The curve indicated by the broken line in FIG. 2B is a conventional example in which the capacitor 16 is not connected in parallel. The drain-source voltage waveform of the power switching transistor 2 in this embodiment is shown by a solid line. As can be seen from FIG. 2B, when the output current is smaller than the rated current of the DC-DC converter, the power switching transistor 2 does not perform zero voltage switching in the conventional example, but in the present embodiment, the capacitor 16 is Since the voltage resonance frequency is lowered by being connected in parallel, the switching operation of the power switching transistor 2 is set to zero voltage switching by setting the set voltage of the reference voltage generator and the capacitance of the capacitor 16 to appropriate values. Can be set to

[0010]

As described in detail above, the DC-DC converter device according to the present invention has a voltage which cannot be made variable by the conventional pulse width modulation (PWM) control system DC-DC converter device. The resonance frequency can be set arbitrarily by the output current, and DC-D
Since the control IC used in the C converter device is a pulse width modulation (PWM) control IC, the switching operation of the power switching transistor can be switched to zero voltage even if the load current fluctuates. A switching loss of the switching transistor can be reduced, and a high efficiency, low noise, and low cost DC-DC converter device can be provided.

[Brief description of drawings]

FIG. 1 is a circuit diagram of a DC-DC converter showing an embodiment of the present invention.

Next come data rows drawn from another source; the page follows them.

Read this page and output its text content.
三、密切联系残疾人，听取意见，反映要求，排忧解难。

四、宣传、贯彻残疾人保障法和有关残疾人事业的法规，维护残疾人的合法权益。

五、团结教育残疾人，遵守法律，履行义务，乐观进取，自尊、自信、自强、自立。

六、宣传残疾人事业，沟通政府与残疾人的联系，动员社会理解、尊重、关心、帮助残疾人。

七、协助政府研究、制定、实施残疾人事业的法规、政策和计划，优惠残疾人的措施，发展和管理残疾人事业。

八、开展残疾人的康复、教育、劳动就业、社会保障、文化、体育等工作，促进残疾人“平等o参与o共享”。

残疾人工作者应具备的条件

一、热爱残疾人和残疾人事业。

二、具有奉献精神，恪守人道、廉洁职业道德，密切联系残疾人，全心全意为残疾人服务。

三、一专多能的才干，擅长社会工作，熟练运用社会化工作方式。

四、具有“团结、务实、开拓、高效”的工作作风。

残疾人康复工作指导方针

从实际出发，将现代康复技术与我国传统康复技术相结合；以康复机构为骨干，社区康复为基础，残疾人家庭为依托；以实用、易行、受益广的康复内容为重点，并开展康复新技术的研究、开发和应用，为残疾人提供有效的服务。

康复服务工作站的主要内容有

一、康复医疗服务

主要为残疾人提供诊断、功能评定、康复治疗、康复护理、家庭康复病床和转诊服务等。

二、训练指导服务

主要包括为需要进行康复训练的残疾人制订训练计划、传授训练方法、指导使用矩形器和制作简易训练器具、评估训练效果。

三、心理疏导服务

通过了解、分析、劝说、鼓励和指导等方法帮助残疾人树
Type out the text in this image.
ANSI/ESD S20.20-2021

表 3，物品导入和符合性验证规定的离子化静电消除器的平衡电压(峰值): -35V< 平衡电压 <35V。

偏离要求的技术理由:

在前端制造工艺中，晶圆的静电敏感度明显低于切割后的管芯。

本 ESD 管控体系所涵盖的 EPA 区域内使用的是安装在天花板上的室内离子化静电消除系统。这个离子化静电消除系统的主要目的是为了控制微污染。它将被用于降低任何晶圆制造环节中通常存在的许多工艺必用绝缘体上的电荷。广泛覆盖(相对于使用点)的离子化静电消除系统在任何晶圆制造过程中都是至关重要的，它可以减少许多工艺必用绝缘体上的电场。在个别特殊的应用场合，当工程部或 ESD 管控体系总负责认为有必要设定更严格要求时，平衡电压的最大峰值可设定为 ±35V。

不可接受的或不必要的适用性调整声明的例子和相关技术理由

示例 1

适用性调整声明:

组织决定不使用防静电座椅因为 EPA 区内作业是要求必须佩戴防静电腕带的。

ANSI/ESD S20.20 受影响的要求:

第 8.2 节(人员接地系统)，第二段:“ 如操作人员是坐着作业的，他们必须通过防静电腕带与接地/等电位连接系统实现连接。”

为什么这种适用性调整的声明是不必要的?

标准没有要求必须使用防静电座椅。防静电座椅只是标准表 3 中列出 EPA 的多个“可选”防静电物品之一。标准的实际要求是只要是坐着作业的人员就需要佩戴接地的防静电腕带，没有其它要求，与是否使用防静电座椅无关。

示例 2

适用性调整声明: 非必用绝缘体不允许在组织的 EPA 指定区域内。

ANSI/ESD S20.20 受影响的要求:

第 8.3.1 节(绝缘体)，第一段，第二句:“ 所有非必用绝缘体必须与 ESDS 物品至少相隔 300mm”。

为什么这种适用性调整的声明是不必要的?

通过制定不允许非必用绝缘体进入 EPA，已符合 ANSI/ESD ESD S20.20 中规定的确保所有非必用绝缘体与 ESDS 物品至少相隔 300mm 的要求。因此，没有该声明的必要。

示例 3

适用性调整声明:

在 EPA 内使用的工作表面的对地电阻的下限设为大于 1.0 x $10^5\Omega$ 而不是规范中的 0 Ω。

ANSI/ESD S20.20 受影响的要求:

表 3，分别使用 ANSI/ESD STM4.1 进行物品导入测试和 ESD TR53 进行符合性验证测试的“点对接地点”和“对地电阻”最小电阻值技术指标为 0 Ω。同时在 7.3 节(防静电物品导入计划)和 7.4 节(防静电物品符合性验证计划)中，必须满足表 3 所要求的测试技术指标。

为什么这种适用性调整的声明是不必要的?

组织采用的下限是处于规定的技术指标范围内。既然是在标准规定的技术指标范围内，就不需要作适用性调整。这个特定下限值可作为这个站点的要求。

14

FIG. 2 is an explanatory diagram showing a drain-source voltage waveform of a power switching transistor according to an embodiment of the present invention.

FIG. 3 is a circuit diagram of a conventional DC-DC converter.

FIG. 4 is an operation explanatory diagram of a conventional DC-DC converter.

[Explanation of symbols]

 1 ... Switching transformer 2 ... Power switching transistor 3 ... Flywheel diode 4 ... Capacitor for voltage resonance 5 ... IC for pulse width modulation (PWM) control 6 ... Capacitor 7 ... -Diode 8 ... Resistor 9 ... Resistor 10 ... Load resistance 11 ... Resistor 12 ... Diode 13 ... Comparator 14 ... Reference voltage generator 15 ... Current Detection resistor 16 ・ ・ ・ Capacitor 17 ・ ・ ・ Transistor 18 ・ ・ ・ Resistor

Claims (1)

[Claims] 1. A DC-DC converter device of a pulse width modulation control system, comprising a voltage resonance circuit comprising a primary winding of a switching transformer and a first capacitor for voltage resonance, and a DC output current detecting means, and the voltage. A second capacitor connected in parallel to the first capacitor for voltage resonance of the resonance circuit
And a switching means for switching whether or not to enable the second capacitor by the output of the DC output current detection means.